2018年1月2日火曜日

再びせばこれ可なり

『論語』公冶長に「季文子、三たび思うて後行なう。子これを聞いて曰わく、再びせばこれ可なり」

 魯の大夫の季文子が、事ごとにかならず三度考えたのちに行動した。孔子は、二度思案すれば良いと仰った。
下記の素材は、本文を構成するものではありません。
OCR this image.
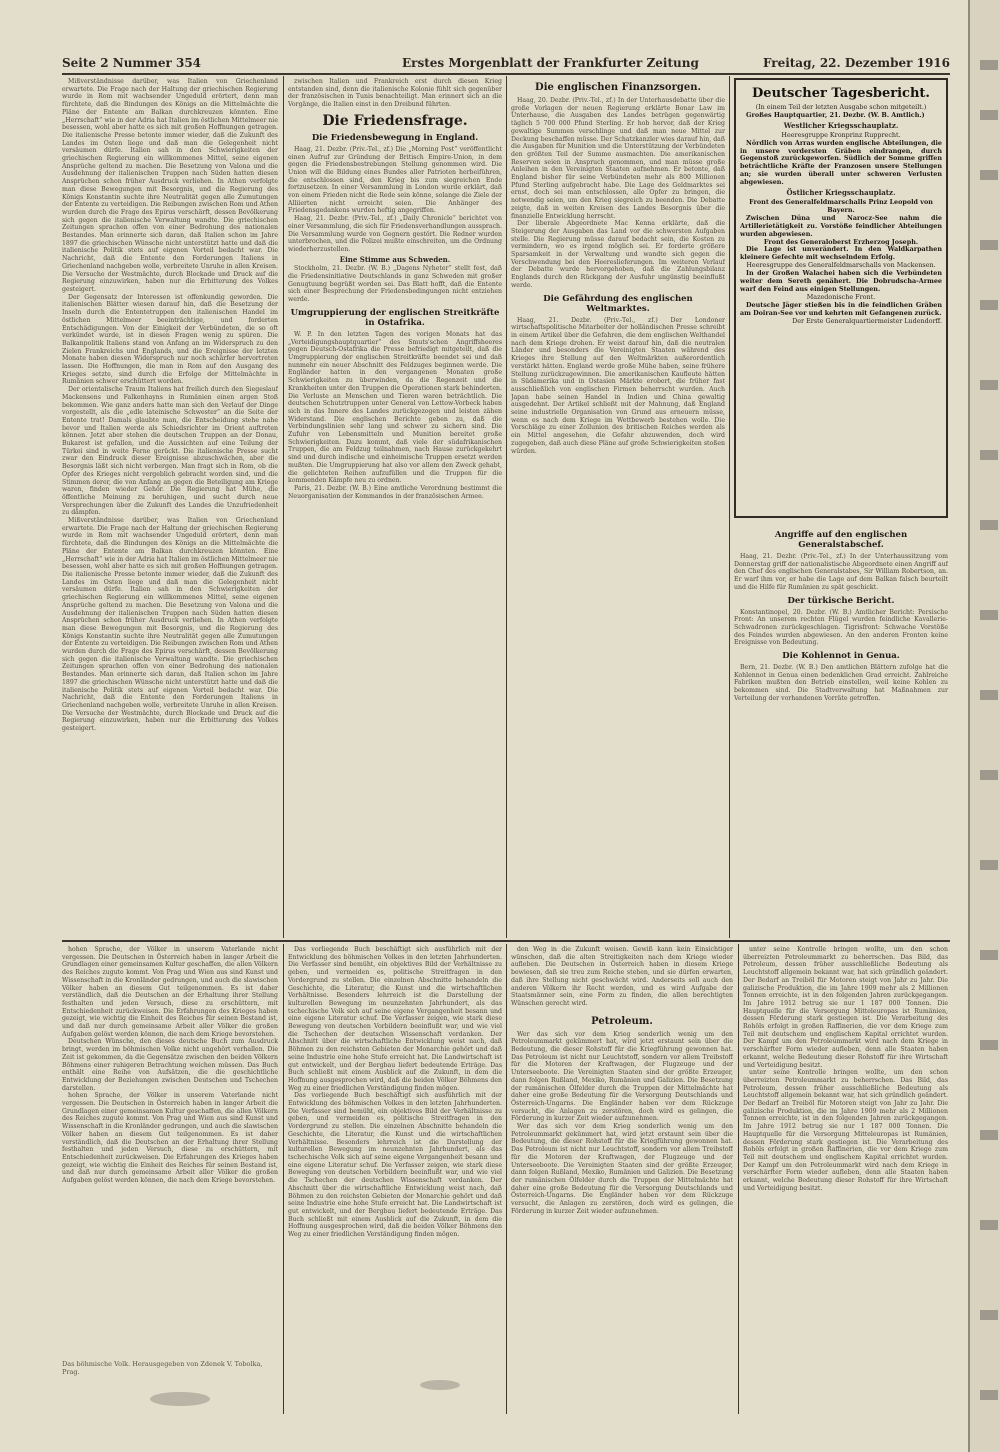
Seite 2 Nummer 354	Erstes Morgenblatt der Frankfurter Zeitung	Freitag, 22. Dezember 1916

Mißverständnisse darüber, was Italien von Griechenland erwartete. Die Frage nach der Haltung der griechischen Regierung wurde in Rom mit wachsender Ungeduld erörtert, denn man fürchtete, daß die Bindungen des Königs an die Mittelmächte die Pläne der Entente am Balkan durchkreuzen könnten. Eine „Herrschaft“ wie in der Adria hat Italien im östlichen Mittelmeer nie besessen, wohl aber hatte es sich mit großen Hoffnungen getragen. Die italienische Presse betonte immer wieder, daß die Zukunft des Landes im Osten liege und daß man die Gelegenheit nicht versäumen dürfe. Italien sah in den Schwierigkeiten der griechischen Regierung ein willkommenes Mittel, seine eigenen Ansprüche geltend zu machen. Die Besetzung von Valona und die Ausdehnung der italienischen Truppen nach Süden hatten diesen Ansprüchen schon früher Ausdruck verliehen. In Athen verfolgte man diese Bewegungen mit Besorgnis, und die Regierung des Königs Konstantin suchte ihre Neutralität gegen alle Zumutungen der Entente zu verteidigen. Die Reibungen zwischen Rom und Athen wurden durch die Frage des Epirus verschärft, dessen Bevölkerung sich gegen die italienische Verwaltung wandte. Die griechischen Zeitungen sprachen offen von einer Bedrohung des nationalen Bestandes. Man erinnerte sich daran, daß Italien schon im Jahre 1897 die griechischen Wünsche nicht unterstützt hatte und daß die italienische Politik stets auf eigenen Vorteil bedacht war. Die Nachricht, daß die Entente den Forderungen Italiens in Griechenland nachgeben wolle, verbreitete Unruhe in allen Kreisen. Die Versuche der Westmächte, durch Blockade und Druck auf die Regierung einzuwirken, haben nur die Erbitterung des Volkes gesteigert.

Der Gegensatz der Interessen ist offenkundig geworden. Die italienischen Blätter wiesen darauf hin, daß die Besetzung der Inseln durch die Ententetruppen den italienischen Handel im östlichen Mittelmeer beeinträchtige, und forderten Entschädigungen. Von der Einigkeit der Verbündeten, die so oft verkündet wurde, ist in diesen Fragen wenig zu spüren. Die Balkanpolitik Italiens stand von Anfang an im Widerspruch zu den Zielen Frankreichs und Englands, und die Ereignisse der letzten Monate haben diesen Widerspruch nur noch schärfer hervortreten lassen. Die Hoffnungen, die man in Rom auf den Ausgang des Krieges setzte, sind durch die Erfolge der Mittelmächte in Rumänien schwer erschüttert worden.

Der orientalische Traum Italiens hat freilich durch den Siegeslauf Mackensens und Falkenhayns in Rumänien einen argen Stoß bekommen. Wie ganz anders hatte man sich den Verlauf der Dinge vorgestellt, als die „edle lateinische Schwester“ an die Seite der Entente trat! Damals glaubte man, die Entscheidung stehe nahe bevor und Italien werde als Schiedsrichter im Orient auftreten können. Jetzt aber stehen die deutschen Truppen an der Donau, Bukarest ist gefallen, und die Aussichten auf eine Teilung der Türkei sind in weite Ferne gerückt. Die italienische Presse sucht zwar den Eindruck dieser Ereignisse abzuschwächen, aber die Besorgnis läßt sich nicht verbergen. Man fragt sich in Rom, ob die Opfer des Krieges nicht vergeblich gebracht worden sind, und die Stimmen derer, die von Anfang an gegen die Beteiligung am Kriege waren, finden wieder Gehör. Die Regierung hat Mühe, die öffentliche Meinung zu beruhigen, und sucht durch neue Versprechungen über die Zukunft des Landes die Unzufriedenheit zu dämpfen.

Mißverständnisse darüber, was Italien von Griechenland erwartete. Die Frage nach der Haltung der griechischen Regierung wurde in Rom mit wachsender Ungeduld erörtert, denn man fürchtete, daß die Bindungen des Königs an die Mittelmächte die Pläne der Entente am Balkan durchkreuzen könnten. Eine „Herrschaft“ wie in der Adria hat Italien im östlichen Mittelmeer nie besessen, wohl aber hatte es sich mit großen Hoffnungen getragen. Die italienische Presse betonte immer wieder, daß die Zukunft des Landes im Osten liege und daß man die Gelegenheit nicht versäumen dürfe. Italien sah in den Schwierigkeiten der griechischen Regierung ein willkommenes Mittel, seine eigenen Ansprüche geltend zu machen. Die Besetzung von Valona und die Ausdehnung der italienischen Truppen nach Süden hatten diesen Ansprüchen schon früher Ausdruck verliehen. In Athen verfolgte man diese Bewegungen mit Besorgnis, und die Regierung des Königs Konstantin suchte ihre Neutralität gegen alle Zumutungen der Entente zu verteidigen. Die Reibungen zwischen Rom und Athen wurden durch die Frage des Epirus verschärft, dessen Bevölkerung sich gegen die italienische Verwaltung wandte. Die griechischen Zeitungen sprachen offen von einer Bedrohung des nationalen Bestandes. Man erinnerte sich daran, daß Italien schon im Jahre 1897 die griechischen Wünsche nicht unterstützt hatte und daß die italienische Politik stets auf eigenen Vorteil bedacht war. Die Nachricht, daß die Entente den Forderungen Italiens in Griechenland nachgeben wolle, verbreitete Unruhe in allen Kreisen. Die Versuche der Westmächte, durch Blockade und Druck auf die Regierung einzuwirken, haben nur die Erbitterung des Volkes gesteigert.

zwischen Italien und Frankreich erst durch diesen Krieg entstanden sind, denn die italienische Kolonie fühlt sich gegenüber der französischen in Tunis benachteiligt. Man erinnert sich an die Vorgänge, die Italien einst in den Dreibund führten.

Die Friedensfrage.
Die Friedensbewegung in England.

Haag, 21. Dezbr. (Priv.-Tel., zf.) Die „Morning Post“ veröffentlicht einen Aufruf zur Gründung der Britisch Empire-Union, in dem gegen die Friedensbestrebungen Stellung genommen wird. Die Union will die Bildung eines Bundes aller Patrioten herbeiführen, die entschlossen sind, den Krieg bis zum siegreichen Ende fortzusetzen. In einer Versammlung in London wurde erklärt, daß von einem Frieden nicht die Rede sein könne, solange die Ziele der Alliierten nicht erreicht seien. Die Anhänger des Friedensgedankens wurden heftig angegriffen.

Haag, 21. Dezbr. (Priv.-Tel., zf.) „Daily Chronicle“ berichtet von einer Versammlung, die sich für Friedensverhandlungen aussprach. Die Versammlung wurde von Gegnern gestört. Die Redner wurden unterbrochen, und die Polizei mußte einschreiten, um die Ordnung wiederherzustellen.

Eine Stimme aus Schweden.

Stockholm, 21. Dezbr. (W. B.) „Dagens Nyheter“ stellt fest, daß die Friedensinitiative Deutschlands in ganz Schweden mit großer Genugtuung begrüßt worden sei. Das Blatt hofft, daß die Entente sich einer Besprechung der Friedensbedingungen nicht entziehen werde.

Umgruppierung der englischen Streitkräfte in Ostafrika.

W. P. In den letzten Tagen des vorigen Monats hat das „Verteidigungshauptquartier“ des Smuts'schen Angriffsheeres gegen Deutsch-Ostafrika die Presse befriedigt mitgeteilt, daß die Umgruppierung der englischen Streitkräfte beendet sei und daß nunmehr ein neuer Abschnitt des Feldzuges beginnen werde. Die Engländer hatten in den vergangenen Monaten große Schwierigkeiten zu überwinden, da die Regenzeit und die Krankheiten unter den Truppen die Operationen stark behinderten. Die Verluste an Menschen und Tieren waren beträchtlich. Die deutschen Schutztruppen unter General von Lettow-Vorbeck haben sich in das Innere des Landes zurückgezogen und leisten zähen Widerstand. Die englischen Berichte geben zu, daß die Verbindungslinien sehr lang und schwer zu sichern sind. Die Zufuhr von Lebensmitteln und Munition bereitet große Schwierigkeiten. Dazu kommt, daß viele der südafrikanischen Truppen, die am Feldzug teilnahmen, nach Hause zurückgekehrt sind und durch indische und einheimische Truppen ersetzt werden mußten. Die Umgruppierung hat also vor allem den Zweck gehabt, die gelichteten Reihen aufzufüllen und die Truppen für die kommenden Kämpfe neu zu ordnen.

Paris, 21. Dezbr. (W. B.) Eine amtliche Verordnung bestimmt die Neuorganisation der Kommandos in der französischen Armee.

Die englischen Finanzsorgen.

Haag, 20. Dezbr. (Priv.-Tel., zf.) In der Unterhausdebatte über die große Vorlagen der neuen Regierung erklärte Bonar Law im Unterhause, die Ausgaben des Landes betrügen gegenwärtig täglich 5 700 000 Pfund Sterling. Er hob hervor, daß der Krieg gewaltige Summen verschlinge und daß man neue Mittel zur Deckung beschaffen müsse. Der Schatzkanzler wies darauf hin, daß die Ausgaben für Munition und die Unterstützung der Verbündeten den größten Teil der Summe ausmachten. Die amerikanischen Reserven seien in Anspruch genommen, und man müsse große Anleihen in den Vereinigten Staaten aufnehmen. Er betonte, daß England bisher für seine Verbündeten mehr als 800 Millionen Pfund Sterling aufgebracht habe. Die Lage des Geldmarktes sei ernst, doch sei man entschlossen, alle Opfer zu bringen, die notwendig seien, um den Krieg siegreich zu beenden. Die Debatte zeigte, daß in weiten Kreisen des Landes Besorgnis über die finanzielle Entwicklung herrscht.

Der liberale Abgeordnete Mac Kenna erklärte, daß die Steigerung der Ausgaben das Land vor die schwersten Aufgaben stelle. Die Regierung müsse darauf bedacht sein, die Kosten zu vermindern, wo es irgend möglich sei. Er forderte größere Sparsamkeit in der Verwaltung und wandte sich gegen die Verschwendung bei den Heereslieferungen. Im weiteren Verlauf der Debatte wurde hervorgehoben, daß die Zahlungsbilanz Englands durch den Rückgang der Ausfuhr ungünstig beeinflußt werde.

Die Gefährdung des englischen Weltmarktes.

Haag, 21. Dezbr. (Priv.-Tel., zf.) Der Londoner wirtschaftspolitische Mitarbeiter der holländischen Presse schreibt in einem Artikel über die Gefahren, die dem englischen Welthandel nach dem Kriege drohen. Er weist darauf hin, daß die neutralen Länder und besonders die Vereinigten Staaten während des Krieges ihre Stellung auf den Weltmärkten außerordentlich verstärkt hätten. England werde große Mühe haben, seine frühere Stellung zurückzugewinnen. Die amerikanischen Kaufleute hätten in Südamerika und in Ostasien Märkte erobert, die früher fast ausschließlich von englischen Firmen beherrscht wurden. Auch Japan habe seinen Handel in Indien und China gewaltig ausgedehnt. Der Artikel schließt mit der Mahnung, daß England seine industrielle Organisation von Grund aus erneuern müsse, wenn es nach dem Kriege im Wettbewerb bestehen wolle. Die Vorschläge zu einer Zollunion des britischen Reiches werden als ein Mittel angesehen, die Gefahr abzuwenden, doch wird zugegeben, daß auch diese Pläne auf große Schwierigkeiten stoßen würden.

Deutscher Tagesbericht.

(In einem Teil der letzten Ausgabe schon mitgeteilt.)

Großes Hauptquartier, 21. Dezbr. (W. B. Amtlich.)

Westlicher Kriegsschauplatz.

Heeresgruppe Kronprinz Rupprecht.

Nördlich von Arras wurden englische Abteilungen, die in unsere vordersten Gräben eindrangen, durch Gegenstoß zurückgeworfen. Südlich der Somme griffen beträchtliche Kräfte der Franzosen unsere Stellungen an; sie wurden überall unter schweren Verlusten abgewiesen.

Östlicher Kriegsschauplatz.

Front des Generalfeldmarschalls Prinz Leopold von Bayern.

Zwischen Düna und Narocz-See nahm die Artillerietätigkeit zu. Vorstöße feindlicher Abteilungen wurden abgewiesen.

Front des Generaloberst Erzherzog Joseph.

Die Lage ist unverändert. In den Waldkarpathen kleinere Gefechte mit wechselndem Erfolg.

Heeresgruppe des Generalfeldmarschalls von Mackensen.

In der Großen Walachei haben sich die Verbündeten weiter dem Sereth genähert. Die Dobrudscha-Armee warf den Feind aus einigen Stellungen.

Mazedonische Front.

Deutsche Jäger stießen bis in die feindlichen Gräben am Doiran-See vor und kehrten mit Gefangenen zurück.

Der Erste Generalquartiermeister Ludendorff.

Angriffe auf den englischen Generalstabschef.

Haag, 21. Dezbr. (Priv.-Tel., zf.) In der Unterhaussitzung vom Donnerstag griff der nationalistische Abgeordnete einen Angriff auf den Chef des englischen Generalstabes, Sir William Robertson, an. Er warf ihm vor, er habe die Lage auf dem Balkan falsch beurteilt und die Hilfe für Rumänien zu spät geschickt.

Der türkische Bericht.

Konstantinopel, 20. Dezbr. (W. B.) Amtlicher Bericht: Persische Front: An unserem rechten Flügel wurden feindliche Kavallerie-Schwadronen zurückgeschlagen. Tigrisfront: Schwache Vorstöße des Feindes wurden abgewiesen. An den anderen Fronten keine Ereignisse von Bedeutung.

Die Kohlennot in Genua.

Bern, 21. Dezbr. (W. B.) Den amtlichen Blättern zufolge hat die Kohlennot in Genua einen bedenklichen Grad erreicht. Zahlreiche Fabriken mußten den Betrieb einstellen, weil keine Kohlen zu bekommen sind. Die Stadtverwaltung hat Maßnahmen zur Verteilung der vorhandenen Vorräte getroffen.

hohen Sprache, der Völker in unserem Vaterlande nicht vergessen. Die Deutschen in Österreich haben in langer Arbeit die Grundlagen einer gemeinsamen Kultur geschaffen, die allen Völkern des Reiches zugute kommt. Von Prag und Wien aus sind Kunst und Wissenschaft in die Kronländer gedrungen, und auch die slawischen Völker haben an diesem Gut teilgenommen. Es ist daher verständlich, daß die Deutschen an der Erhaltung ihrer Stellung festhalten und jeden Versuch, diese zu erschüttern, mit Entschiedenheit zurückweisen. Die Erfahrungen des Krieges haben gezeigt, wie wichtig die Einheit des Reiches für seinen Bestand ist, und daß nur durch gemeinsame Arbeit aller Völker die großen Aufgaben gelöst werden können, die nach dem Kriege bevorstehen.

Deutschen Wünsche, den dieses deutsche Buch zum Ausdruck bringt, werden im böhmischen Volke nicht ungehört verhallen. Die Zeit ist gekommen, da die Gegensätze zwischen den beiden Völkern Böhmens einer ruhigeren Betrachtung weichen müssen. Das Buch enthält eine Reihe von Aufsätzen, die die geschichtliche Entwicklung der Beziehungen zwischen Deutschen und Tschechen darstellen.

hohen Sprache, der Völker in unserem Vaterlande nicht vergessen. Die Deutschen in Österreich haben in langer Arbeit die Grundlagen einer gemeinsamen Kultur geschaffen, die allen Völkern des Reiches zugute kommt. Von Prag und Wien aus sind Kunst und Wissenschaft in die Kronländer gedrungen, und auch die slawischen Völker haben an diesem Gut teilgenommen. Es ist daher verständlich, daß die Deutschen an der Erhaltung ihrer Stellung festhalten und jeden Versuch, diese zu erschüttern, mit Entschiedenheit zurückweisen. Die Erfahrungen des Krieges haben gezeigt, wie wichtig die Einheit des Reiches für seinen Bestand ist, und daß nur durch gemeinsame Arbeit aller Völker die großen Aufgaben gelöst werden können, die nach dem Kriege bevorstehen.

Das böhmische Volk. Herausgegeben von Zdenek V. Tobolka, Prag.

Das vorliegende Buch beschäftigt sich ausführlich mit der Entwicklung des böhmischen Volkes in den letzten Jahrhunderten. Die Verfasser sind bemüht, ein objektives Bild der Verhältnisse zu geben, und vermeiden es, politische Streitfragen in den Vordergrund zu stellen. Die einzelnen Abschnitte behandeln die Geschichte, die Literatur, die Kunst und die wirtschaftlichen Verhältnisse. Besonders lehrreich ist die Darstellung der kulturellen Bewegung im neunzehnten Jahrhundert, als das tschechische Volk sich auf seine eigene Vergangenheit besann und eine eigene Literatur schuf. Die Verfasser zeigen, wie stark diese Bewegung von deutschen Vorbildern beeinflußt war, und wie viel die Tschechen der deutschen Wissenschaft verdanken. Der Abschnitt über die wirtschaftliche Entwicklung weist nach, daß Böhmen zu den reichsten Gebieten der Monarchie gehört und daß seine Industrie eine hohe Stufe erreicht hat. Die Landwirtschaft ist gut entwickelt, und der Bergbau liefert bedeutende Erträge. Das Buch schließt mit einem Ausblick auf die Zukunft, in dem die Hoffnung ausgesprochen wird, daß die beiden Völker Böhmens den Weg zu einer friedlichen Verständigung finden mögen.

Das vorliegende Buch beschäftigt sich ausführlich mit der Entwicklung des böhmischen Volkes in den letzten Jahrhunderten. Die Verfasser sind bemüht, ein objektives Bild der Verhältnisse zu geben, und vermeiden es, politische Streitfragen in den Vordergrund zu stellen. Die einzelnen Abschnitte behandeln die Geschichte, die Literatur, die Kunst und die wirtschaftlichen Verhältnisse. Besonders lehrreich ist die Darstellung der kulturellen Bewegung im neunzehnten Jahrhundert, als das tschechische Volk sich auf seine eigene Vergangenheit besann und eine eigene Literatur schuf. Die Verfasser zeigen, wie stark diese Bewegung von deutschen Vorbildern beeinflußt war, und wie viel die Tschechen der deutschen Wissenschaft verdanken. Der Abschnitt über die wirtschaftliche Entwicklung weist nach, daß Böhmen zu den reichsten Gebieten der Monarchie gehört und daß seine Industrie eine hohe Stufe erreicht hat. Die Landwirtschaft ist gut entwickelt, und der Bergbau liefert bedeutende Erträge. Das Buch schließt mit einem Ausblick auf die Zukunft, in dem die Hoffnung ausgesprochen wird, daß die beiden Völker Böhmens den Weg zu einer friedlichen Verständigung finden mögen.

den Weg in die Zukunft weisen. Gewiß kann kein Einsichtiger wünschen, daß die alten Streitigkeiten nach dem Kriege wieder aufleben. Die Deutschen in Österreich haben in diesem Kriege bewiesen, daß sie treu zum Reiche stehen, und sie dürfen erwarten, daß ihre Stellung nicht geschwächt wird. Anderseits soll auch den anderen Völkern ihr Recht werden, und es wird Aufgabe der Staatsmänner sein, eine Form zu finden, die allen berechtigten Wünschen gerecht wird.

Petroleum.

Wer das sich vor dem Krieg sonderlich wenig um den Petroleummarkt gekümmert hat, wird jetzt erstaunt sein über die Bedeutung, die dieser Rohstoff für die Kriegführung gewonnen hat. Das Petroleum ist nicht nur Leuchtstoff, sondern vor allem Treibstoff für die Motoren der Kraftwagen, der Flugzeuge und der Unterseeboote. Die Vereinigten Staaten sind der größte Erzeuger, dann folgen Rußland, Mexiko, Rumänien und Galizien. Die Besetzung der rumänischen Ölfelder durch die Truppen der Mittelmächte hat daher eine große Bedeutung für die Versorgung Deutschlands und Österreich-Ungarns. Die Engländer haben vor dem Rückzuge versucht, die Anlagen zu zerstören, doch wird es gelingen, die Förderung in kurzer Zeit wieder aufzunehmen.

Wer das sich vor dem Krieg sonderlich wenig um den Petroleummarkt gekümmert hat, wird jetzt erstaunt sein über die Bedeutung, die dieser Rohstoff für die Kriegführung gewonnen hat. Das Petroleum ist nicht nur Leuchtstoff, sondern vor allem Treibstoff für die Motoren der Kraftwagen, der Flugzeuge und der Unterseeboote. Die Vereinigten Staaten sind der größte Erzeuger, dann folgen Rußland, Mexiko, Rumänien und Galizien. Die Besetzung der rumänischen Ölfelder durch die Truppen der Mittelmächte hat daher eine große Bedeutung für die Versorgung Deutschlands und Österreich-Ungarns. Die Engländer haben vor dem Rückzuge versucht, die Anlagen zu zerstören, doch wird es gelingen, die Förderung in kurzer Zeit wieder aufzunehmen.

unter seine Kontrolle bringen wollte, um den schon überreizten Petroleummarkt zu beherrschen. Das Bild, das Petroleum, dessen früher ausschließliche Bedeutung als Leuchtstoff allgemein bekannt war, hat sich gründlich geändert. Der Bedarf an Treiböl für Motoren steigt von Jahr zu Jahr. Die galizische Produktion, die im Jahre 1909 mehr als 2 Millionen Tonnen erreichte, ist in den folgenden Jahren zurückgegangen. Im Jahre 1912 betrug sie nur 1 187 000 Tonnen. Die Hauptquelle für die Versorgung Mitteleuropas ist Rumänien, dessen Förderung stark gestiegen ist. Die Verarbeitung des Rohöls erfolgt in großen Raffinerien, die vor dem Kriege zum Teil mit deutschem und englischem Kapital errichtet wurden. Der Kampf um den Petroleummarkt wird nach dem Kriege in verschärfter Form wieder aufleben, denn alle Staaten haben erkannt, welche Bedeutung dieser Rohstoff für ihre Wirtschaft und Verteidigung besitzt.

unter seine Kontrolle bringen wollte, um den schon überreizten Petroleummarkt zu beherrschen. Das Bild, das Petroleum, dessen früher ausschließliche Bedeutung als Leuchtstoff allgemein bekannt war, hat sich gründlich geändert. Der Bedarf an Treiböl für Motoren steigt von Jahr zu Jahr. Die galizische Produktion, die im Jahre 1909 mehr als 2 Millionen Tonnen erreichte, ist in den folgenden Jahren zurückgegangen. Im Jahre 1912 betrug sie nur 1 187 000 Tonnen. Die Hauptquelle für die Versorgung Mitteleuropas ist Rumänien, dessen Förderung stark gestiegen ist. Die Verarbeitung des Rohöls erfolgt in großen Raffinerien, die vor dem Kriege zum Teil mit deutschem und englischem Kapital errichtet wurden. Der Kampf um den Petroleummarkt wird nach dem Kriege in verschärfter Form wieder aufleben, denn alle Staaten haben erkannt, welche Bedeutung dieser Rohstoff für ihre Wirtschaft und Verteidigung besitzt.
 ここのところを、伊藤仁斎は、季文子の「三度」は、それをルーチンにしているので、それを批判して「二度」と言ったのであるが、二度思案すれば良いという意味ではなく、三度のルーチンを止めなさいと言ったのだ、と解釈している。よく考えられた解釈である。

 さらに、

 政治には明快果断な決断ほどよいことはなく、優柔不断より悪いことはない。一度考えるまでもなくすぐ結論が出るものもある。千度考え、万度思いめぐらしても、まだ決断できぬものもある。季文子が事ごとに三度考えてのち行ったのは、ただ考えただけで、決断することを知らなかったのである。

 と解説を加えている。ここまで読み込めば、『論語』も活き活きとしてくる。すごい。伊藤仁斎の『論語古義』。それを現代語訳した貝塚茂樹先生には頭がさがるばかり。